1990’lar ve sonrasında, Jacques Rancière, Hal Foster ve Claire Bishop gibi çağdaş sanat kuramcıları, Bürger’in tarihsel avangardın “sonlandığı” tezine yönelik çeşitli karşı argümanlar öne sürdüler. Bu itirazların odak noktası, Bürger’in çizdiği avangard anlayışın tarihsel bağlamla fazla sınırlı, katı ve hatta aşırı normatif oluşuydu. Rancière’e göre Bürger’in avangard anlayışı, sanatın tarihini bir tür “altın çağ – çöküş” anlatısına hapsetmektedir. Bu, sanatı fazla işlevsel ve politik bir araç gibi görmek anlamına gelir. Rancière, The Politics of Aesthetics ve The Emancipated Spectator adlı kitabında şunu savunur; “Sanatın tarihi, sonlarla değil, duyumsanabilir olanın yeniden düzenlenmesiyle ilerler.” Yani sanat ile hayat arasındaki sınır kalkmaz ya da bir kere kalkıp geri gelmez. Her dönemde bu sınır farklı biçimlerde kurulur, bozulur, yeniden tanımlanır. “Duyumsanabilir olanın rejimi” değişir: Sanat, neyin görünür, duyulur, hissedilir olduğunu belirler. Dolayısıyla avangardın, bitip bitmediğini değil, nasıl dönüştüğünü tartışmak gerekir. Hal Foster ise Return of the Real (1996) adlı kitabında Bürger’in avangard/neo-avangard ayrımını tartışmaktadır. “Neo-avangardın tarihsel avangardı yalnızca taklit ettiği iddiası, tarihsel olanı bir tür kutsal orijinal olarak dondurur.” Foster’a göre neo-avangard (örneğin 1960’lardaki Fluxus, performans sanatı, konseptüel sanat vs.), tarihsel avangardın jestlerini sadece tekrar etmekle kalmaz, eleştirel olarak yeniden işler. Bu bağlamda yeniden üretim, sanatsal anlamda bir yenilik ve müdahale biçimidir. Bürger, “neo-avangard = nostaljik tekrar” derken; Foster, “neo-avangard = tarihsel eleştiri” demektedir. Tekrar, tarihsel farklarla birlikte yapıldığında yaratıcı bir jeste dönüşebilir. Claire Bishop da Artificial Hells (2012) adlı çalışmasında, Bürger’in avangard yaklaşımının günümüzün katılımcı sanat pratiklerini açıklamakta yetersiz olduğunu söyler. Günümüzde pek çok sanat eseri (örneğin Gezi’deki kolektif mutfaklar, kitap kulüpleri, Kazova gibi işgal mekânları), estetikten çok topluluk oluşturmaya, birlikte deneyim üretmeye yöneliktir. Bu pratiklerde sanat ile hayatın iç içeliği Bürger’in öngördüğünden çok daha karmaşık, çok daha açık uçlu bir şekilde sürmektedir. Bishop, “avangardın amacı sanat ile yaşamı birleştirmekse, bu asla tamamlanmış bir görev olamaz” diyerek avangardın sona erdiği tezini reddeder; sanat ile yaşam ilişkisi açık uçlu bir süreçtir, bitmiş bir hedef değil…

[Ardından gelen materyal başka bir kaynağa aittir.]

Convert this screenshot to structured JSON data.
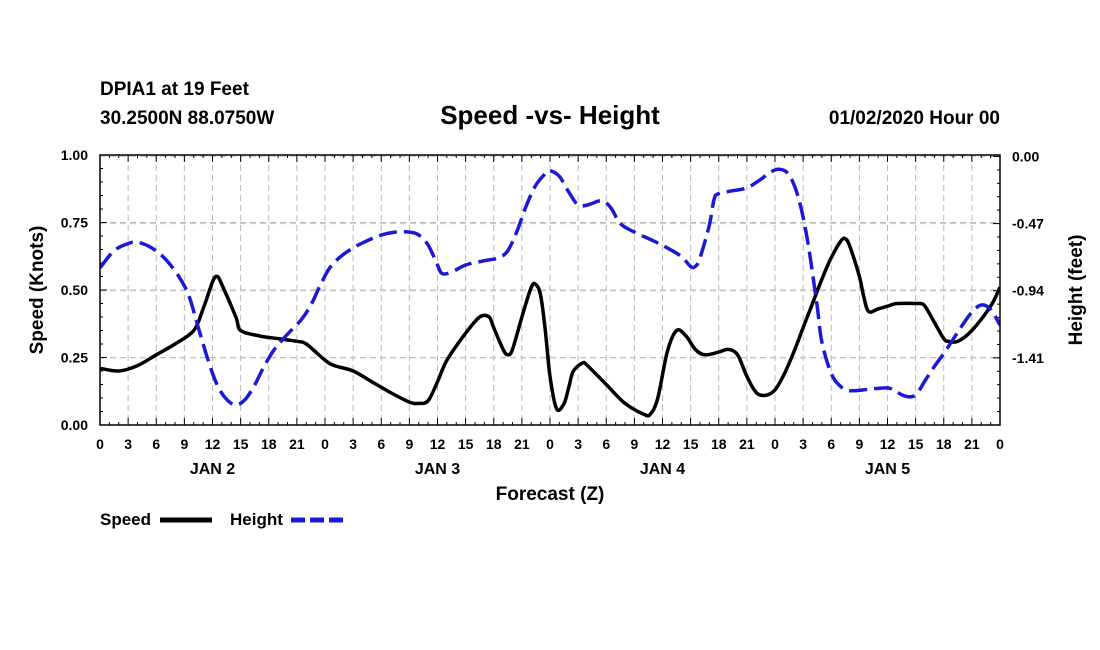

Aylin Kuryel ve Begüm Özden Fırat da 2015 yılında yayınladıkları Küresel Ayaklanmalar Çağında Direniş ve Estetik isimli kitaplarında Bürger’in tanımladığı anlamda sona ermiş bir avangardın değil, dönüşen ve yeniden biçimlenen bir avangard geleneğin izlerini taşıyan eylemliliklere vurgu yaptılar. 2010’lu yıllarda dünya genelinde ortaya çıkan toplumsal hareketlerin sadece politik değil, aynı zamanda sanatsal/estetik unsurlar da içerdiğini tartıştılar. Kitapta özellikle Türkiye’deki Gezi Direnişi ve Kazova İşgal Fabrikası direnişleri bağlamında analiz edilen yaratıcı eylemleri Bürger’in öngördüğü biçimde kurumlar tarafından iç edilmiş ya da işlevsizleşmiş performanslar olarak değil, aksine toplumsal dönüşüm potansiyeli taşıyan, yaşamla sanatı iç içe geçiren radikal jestler olarak yorumladılar. Kuryel ve Fırat, Gezi’nin sanatsal yönünü, “duygulanımsal kolektiviteler” kavramı etrafında tartışır. Onlara göre direniş yalnızca bir “protesto” değil, “birlikte gülme, ağlama, uyuma, üretme, oyun oynama” gibi gündelik pratikler üzerinden örülen kolektif bir varoluş formudur. Bu pratikler, sanatsal olan ile politik olanın birbirine geçtiği alanlar yaratır: “Direnişin mekânları, posterlerden duvar yazılarına, kamusal oylamalardan gündelik jestlere kadar pek çok estetik üretimin alanı haline gelirken, bir yandan da yeni bir estetik rejimi şekillendirmiştir.”[3] Bu rejimde sanat, artık bir temsilde ya da sanat nesnesinde değil, kolektif bedenlerde, gündelik hayatta ve geçici mekânlarda hayat bulur. Gezi’deki yaratıcı eylemler, örneğin Duran Adam performansı, “boyun eğmeyen penguen” grafikleri, TOMA’ya çiçek bırakan gençler, bu estetik rejimin performatif boyutlarını açığa çıkarır. Bu yönüyle Gezi, yalnızca siyasal bir kalkışma değil, aynı zamanda bir sanatsal varoluş pratiğine örnekler teşkil etmiştir.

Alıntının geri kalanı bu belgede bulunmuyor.